Technology experts have noted that under the IPv6 protocol, you could assign an IP address to each atom that makes up the earth’s surface and still have enough IP addresses leftover to assign addresses to more than one hundred new earths. This raises concerns over data privacy and security since human beings can potentially assign an IP address to every “thing” in the Internet of Things on the earth.

What Is Next?

The Internet of Things has shown a lot of potential in a variety of ways. Especially since the increased adoption of smartphones and tablet PCs within the last few years. However, in order for the Internet of Things to move forward there are policies, business concerns, and technical challenges that must be addressed.

Those who have demonstrated early acceptance of the Internet of Things will be required to verify that business models which are driven by sensors are capable of creating higher value. Additionally, issues associated with data security and information privacy will need to be reviewed as well. Especially when it comes to meeting compliance regulations for data use and storage of consumer information.

There is also the concern of the legal liability over data breaches and data loss that may occur as the result of poor decision making on the part of device-to-device communications. Standards which support the use of sensors will need to be in place to ensure that data can be transmitted seamlessly between devices and sensors in order to promote widespread use of the technology.

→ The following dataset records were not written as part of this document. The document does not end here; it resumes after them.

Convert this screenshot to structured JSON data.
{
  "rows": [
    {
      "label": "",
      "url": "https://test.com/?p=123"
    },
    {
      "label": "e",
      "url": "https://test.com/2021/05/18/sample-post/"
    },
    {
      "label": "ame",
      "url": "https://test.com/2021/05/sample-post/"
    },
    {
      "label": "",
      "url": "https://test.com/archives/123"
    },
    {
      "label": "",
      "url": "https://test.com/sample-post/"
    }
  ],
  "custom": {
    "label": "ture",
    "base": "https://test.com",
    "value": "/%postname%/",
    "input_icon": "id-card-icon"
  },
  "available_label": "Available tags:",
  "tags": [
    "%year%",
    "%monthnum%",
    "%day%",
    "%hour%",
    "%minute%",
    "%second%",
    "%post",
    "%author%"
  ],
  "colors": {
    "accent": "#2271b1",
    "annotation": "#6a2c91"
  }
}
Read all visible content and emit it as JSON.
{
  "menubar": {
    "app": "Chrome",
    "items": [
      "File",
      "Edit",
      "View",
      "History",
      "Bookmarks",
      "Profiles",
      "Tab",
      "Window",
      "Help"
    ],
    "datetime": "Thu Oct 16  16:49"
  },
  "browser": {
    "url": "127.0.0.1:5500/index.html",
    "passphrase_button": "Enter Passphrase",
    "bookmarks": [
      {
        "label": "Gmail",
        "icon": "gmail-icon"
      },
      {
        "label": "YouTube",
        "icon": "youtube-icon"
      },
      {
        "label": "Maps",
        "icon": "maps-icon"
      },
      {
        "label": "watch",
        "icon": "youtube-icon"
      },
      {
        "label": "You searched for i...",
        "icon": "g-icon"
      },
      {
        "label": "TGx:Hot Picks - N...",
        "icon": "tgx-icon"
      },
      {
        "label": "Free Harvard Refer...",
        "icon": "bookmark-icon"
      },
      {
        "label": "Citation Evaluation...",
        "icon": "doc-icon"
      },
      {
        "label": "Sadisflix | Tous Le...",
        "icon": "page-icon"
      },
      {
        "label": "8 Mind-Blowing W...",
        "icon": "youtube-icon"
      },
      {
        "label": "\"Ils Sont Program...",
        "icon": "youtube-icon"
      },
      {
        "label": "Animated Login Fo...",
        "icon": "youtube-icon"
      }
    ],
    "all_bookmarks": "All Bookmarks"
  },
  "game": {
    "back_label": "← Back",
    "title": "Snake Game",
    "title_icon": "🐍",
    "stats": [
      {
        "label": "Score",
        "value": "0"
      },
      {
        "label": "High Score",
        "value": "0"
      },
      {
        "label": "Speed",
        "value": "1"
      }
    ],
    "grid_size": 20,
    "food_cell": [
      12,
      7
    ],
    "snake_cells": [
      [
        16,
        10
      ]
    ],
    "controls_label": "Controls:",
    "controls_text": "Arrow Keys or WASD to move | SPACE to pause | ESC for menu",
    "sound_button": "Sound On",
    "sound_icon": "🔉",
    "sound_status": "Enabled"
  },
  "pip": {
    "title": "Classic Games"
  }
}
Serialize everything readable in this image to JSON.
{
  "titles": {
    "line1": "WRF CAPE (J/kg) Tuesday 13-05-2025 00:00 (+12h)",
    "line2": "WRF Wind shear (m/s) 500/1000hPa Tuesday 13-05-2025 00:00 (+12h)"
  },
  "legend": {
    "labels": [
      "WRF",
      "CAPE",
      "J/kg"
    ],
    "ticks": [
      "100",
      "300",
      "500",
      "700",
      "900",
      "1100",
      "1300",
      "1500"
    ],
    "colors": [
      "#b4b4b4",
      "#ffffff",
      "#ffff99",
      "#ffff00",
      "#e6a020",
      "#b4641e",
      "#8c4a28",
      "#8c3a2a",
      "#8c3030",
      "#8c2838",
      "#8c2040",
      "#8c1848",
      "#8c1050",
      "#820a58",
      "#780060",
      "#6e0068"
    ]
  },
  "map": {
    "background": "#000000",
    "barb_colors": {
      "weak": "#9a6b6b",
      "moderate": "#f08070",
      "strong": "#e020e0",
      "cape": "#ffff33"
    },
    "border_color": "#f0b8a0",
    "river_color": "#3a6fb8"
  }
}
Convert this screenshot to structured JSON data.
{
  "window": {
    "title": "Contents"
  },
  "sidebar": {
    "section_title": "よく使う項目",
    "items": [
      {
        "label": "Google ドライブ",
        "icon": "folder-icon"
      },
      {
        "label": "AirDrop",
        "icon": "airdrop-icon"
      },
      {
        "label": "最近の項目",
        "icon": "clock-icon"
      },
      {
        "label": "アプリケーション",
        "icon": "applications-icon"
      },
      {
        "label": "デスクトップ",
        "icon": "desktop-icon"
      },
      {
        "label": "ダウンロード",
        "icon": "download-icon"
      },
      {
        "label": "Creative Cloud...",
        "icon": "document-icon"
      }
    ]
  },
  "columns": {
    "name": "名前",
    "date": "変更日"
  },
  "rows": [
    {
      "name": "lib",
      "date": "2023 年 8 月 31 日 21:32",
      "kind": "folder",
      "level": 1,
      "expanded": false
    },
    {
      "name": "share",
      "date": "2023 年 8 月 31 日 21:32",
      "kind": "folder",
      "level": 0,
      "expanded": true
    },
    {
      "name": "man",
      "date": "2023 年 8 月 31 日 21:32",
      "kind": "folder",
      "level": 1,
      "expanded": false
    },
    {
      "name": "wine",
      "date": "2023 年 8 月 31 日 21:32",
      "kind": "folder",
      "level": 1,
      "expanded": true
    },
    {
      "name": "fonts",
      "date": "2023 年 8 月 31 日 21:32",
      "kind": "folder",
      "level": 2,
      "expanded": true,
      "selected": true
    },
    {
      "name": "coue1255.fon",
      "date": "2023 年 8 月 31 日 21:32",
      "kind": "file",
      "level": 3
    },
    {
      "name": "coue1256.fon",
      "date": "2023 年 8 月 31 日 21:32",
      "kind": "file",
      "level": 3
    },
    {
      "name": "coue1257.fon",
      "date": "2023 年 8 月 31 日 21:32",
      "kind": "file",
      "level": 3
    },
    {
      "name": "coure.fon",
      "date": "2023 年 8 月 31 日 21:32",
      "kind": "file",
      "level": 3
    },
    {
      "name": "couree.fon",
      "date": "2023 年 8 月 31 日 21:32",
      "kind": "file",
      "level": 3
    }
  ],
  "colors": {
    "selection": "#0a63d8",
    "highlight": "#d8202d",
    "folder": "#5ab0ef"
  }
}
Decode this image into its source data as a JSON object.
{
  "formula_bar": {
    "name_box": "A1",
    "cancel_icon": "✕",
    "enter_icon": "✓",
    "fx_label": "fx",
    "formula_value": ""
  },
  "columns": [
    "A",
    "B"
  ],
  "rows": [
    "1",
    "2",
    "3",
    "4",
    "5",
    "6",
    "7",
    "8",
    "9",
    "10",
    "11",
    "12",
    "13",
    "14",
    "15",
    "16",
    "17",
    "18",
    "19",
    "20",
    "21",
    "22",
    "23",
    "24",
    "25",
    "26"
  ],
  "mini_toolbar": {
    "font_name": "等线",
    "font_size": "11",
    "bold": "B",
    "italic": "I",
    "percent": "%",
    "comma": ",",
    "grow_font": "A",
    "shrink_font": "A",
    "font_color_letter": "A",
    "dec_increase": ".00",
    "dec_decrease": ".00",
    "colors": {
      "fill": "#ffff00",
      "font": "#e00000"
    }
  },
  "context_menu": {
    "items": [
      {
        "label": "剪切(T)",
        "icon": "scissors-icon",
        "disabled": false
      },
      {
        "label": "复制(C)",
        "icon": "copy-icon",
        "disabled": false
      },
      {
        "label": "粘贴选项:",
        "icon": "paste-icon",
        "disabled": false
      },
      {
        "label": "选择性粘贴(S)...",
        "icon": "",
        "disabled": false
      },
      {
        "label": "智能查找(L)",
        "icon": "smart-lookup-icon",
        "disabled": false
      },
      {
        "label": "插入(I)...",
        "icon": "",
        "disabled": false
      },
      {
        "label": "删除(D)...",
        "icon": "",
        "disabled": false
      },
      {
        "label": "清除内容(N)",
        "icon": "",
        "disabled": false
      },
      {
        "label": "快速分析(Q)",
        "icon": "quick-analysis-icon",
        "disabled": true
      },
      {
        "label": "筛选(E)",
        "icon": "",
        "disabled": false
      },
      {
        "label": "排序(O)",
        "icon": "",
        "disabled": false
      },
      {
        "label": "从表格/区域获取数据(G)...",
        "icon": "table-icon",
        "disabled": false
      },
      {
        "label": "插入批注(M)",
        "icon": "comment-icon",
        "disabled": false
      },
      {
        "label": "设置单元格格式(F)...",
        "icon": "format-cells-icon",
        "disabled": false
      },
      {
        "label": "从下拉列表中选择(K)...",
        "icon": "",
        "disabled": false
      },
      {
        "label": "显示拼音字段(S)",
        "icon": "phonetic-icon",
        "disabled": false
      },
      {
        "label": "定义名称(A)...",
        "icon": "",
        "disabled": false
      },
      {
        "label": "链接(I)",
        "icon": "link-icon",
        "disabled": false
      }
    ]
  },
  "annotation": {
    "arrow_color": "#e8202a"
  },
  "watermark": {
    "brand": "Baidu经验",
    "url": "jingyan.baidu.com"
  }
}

Additionally, software capable of collecting and analyzing data will need to be improved to handle large volumes of data to aid in accurate decision making processes, management of business operations, and effective product development, among other concerns. The change in the way information is being collected and processed will have a huge impact on various structures within an organization in terms of optimizing business processes.

Organizations of all sizes can start implementing new technologies as a move toward the Internet of Things and in an effort to position their business for new changes. The changes will replace the conventional approaches that are no longer producing satisfactory results.

An industry that is a prime target for this type of technology are energy consumption utilities that can test emerging technologies on a small scale. Additionally, well established enterprises can begin to establish partnerships with providers of new and emerging technologies that are helping to create new capabilities associated with the Internet of things for targeted industrial sectors and other industry areas.